Press Release
Government urged to make better use of its prisons’ drug-testing data – Royal Statistical Society
10 June 2008
Data held by the Ministry of Justice on nearly half a million urine samples in its random mandatory drugs testing (rMDT) of prisoners could be more effectively used, according to the Royal Statistical Society.
Public accountability and methodological scrutiny would benefit if the data gathered from prisons in England and Wales were properly analysed and fully published, the Society says. In addition, prisons’ related key performance indicator should be re-defined to differentiate between testing positive for opiates, such as heroin, and testing positive for cannabis.
Royal Statistical Society Vice-President, Professor Sheila Bird, says:
“The Ministry of Justice has data on nearly half a million urine samples from prisoners in England and Wales who have been subject to random mandatory drugs testing. These data have been costly to collect and are not analysed with sufficient rigour.

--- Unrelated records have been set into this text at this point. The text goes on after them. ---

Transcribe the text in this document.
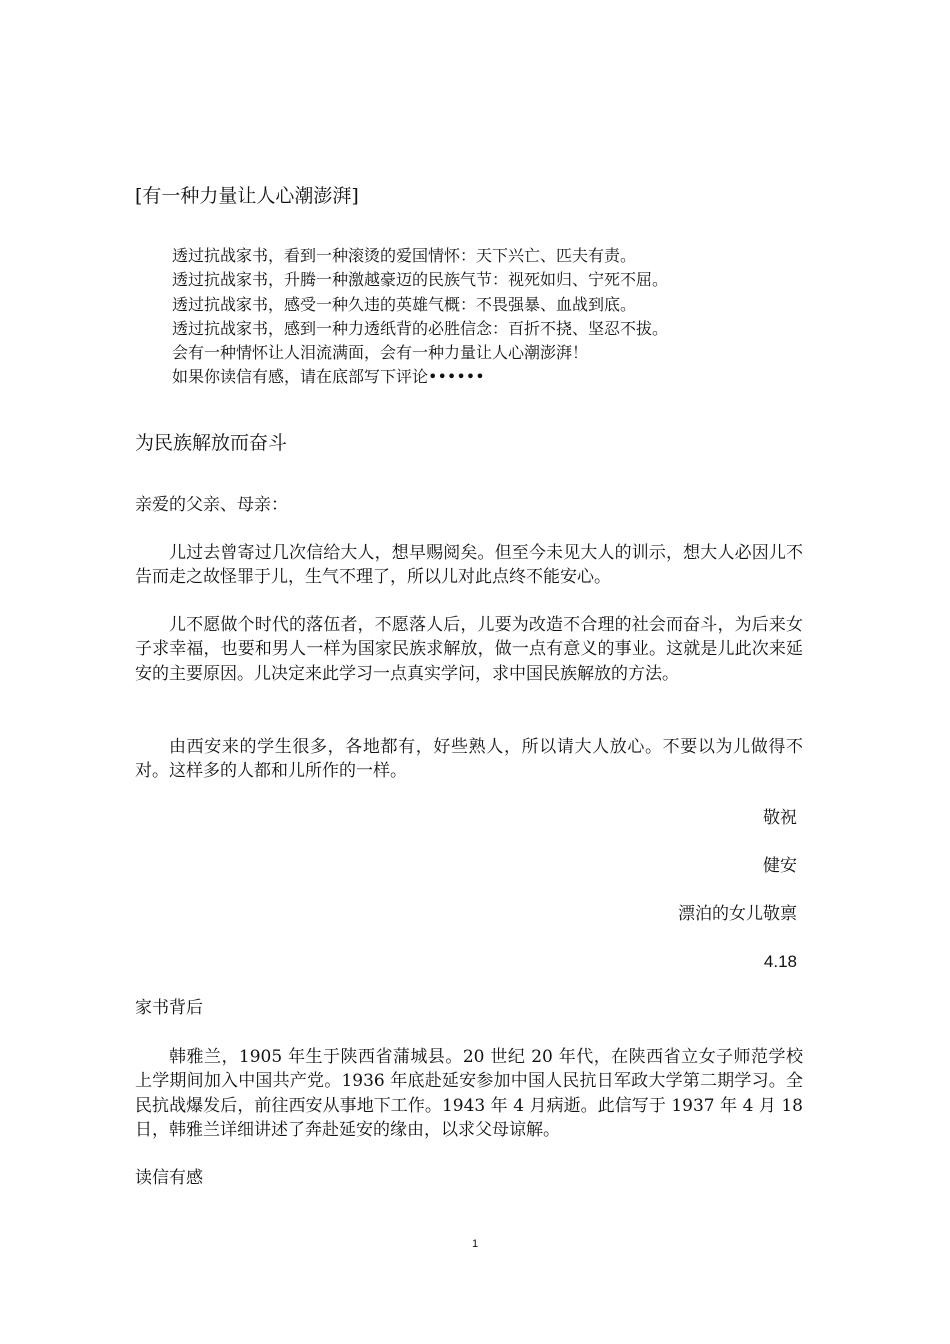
[有一种力量让人心潮澎湃]

透过抗战家书，看到一种滚烫的爱国情怀：天下兴亡、匹夫有责。

透过抗战家书，升腾一种激越豪迈的民族气节：视死如归、宁死不屈。

透过抗战家书，感受一种久违的英雄气概：不畏强暴、血战到底。

透过抗战家书，感到一种力透纸背的必胜信念：百折不挠、坚忍不拔。

会有一种情怀让人泪流满面，会有一种力量让人心潮澎湃！

如果你读信有感，请在底部写下评论••••••

为民族解放而奋斗
亲爱的父亲、母亲：

儿过去曾寄过几次信给大人，想早赐阅矣。但至今未见大人的训示，想大人必因儿不告而走之故怪罪于儿，生气不理了，所以儿对此点终不能安心。

儿不愿做个时代的落伍者，不愿落人后，儿要为改造不合理的社会而奋斗，为后来女子求幸福，也要和男人一样为国家民族求解放，做一点有意义的事业。这就是儿此次来延安的主要原因。儿决定来此学习一点真实学问，求中国民族解放的方法。

由西安来的学生很多，各地都有，好些熟人，所以请大人放心。不要以为儿做得不对。这样多的人都和儿所作的一样。

敬祝
健安
漂泊的女儿敬禀
4.18
家书背后

韩雅兰，1905 年生于陕西省蒲城县。20 世纪 20 年代，在陕西省立女子师范学校上学期间加入中国共产党。1936 年底赴延安参加中国人民抗日军政大学第二期学习。全民抗战爆发后，前往西安从事地下工作。1943 年 4 月病逝。此信写于 1937 年 4 月 18 日，韩雅兰详细讲述了奔赴延安的缘由，以求父母谅解。

读信有感
1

“A statistically sound analysis would allow the Government to learn more about the weekday pattern of prisoners’ use of specific illicit drugs and to gauge prisons’ success in offering substitution therapies such as methadone or buprenorphine. Full publication would ensure separation of the wheat (underlying yearly trends in prisoners’ use of specific drug) from the chaff (variation in how rMDT is implemented by different prisons across the years). Proper scrutiny of results on tens of thousands of rMDTs per annum requires more than headline figures that some percentage of rMDTs were ‘positive for drugs’.
“As presently worded, prisons’ key performance indicator on rMDT leads to a muddled situation. Positive tests for different drugs, for example heroin use in the past 2-3 days and cannabis use in the past 2 weeks are essentially being treated as equal, although clearly the health implications are very different.”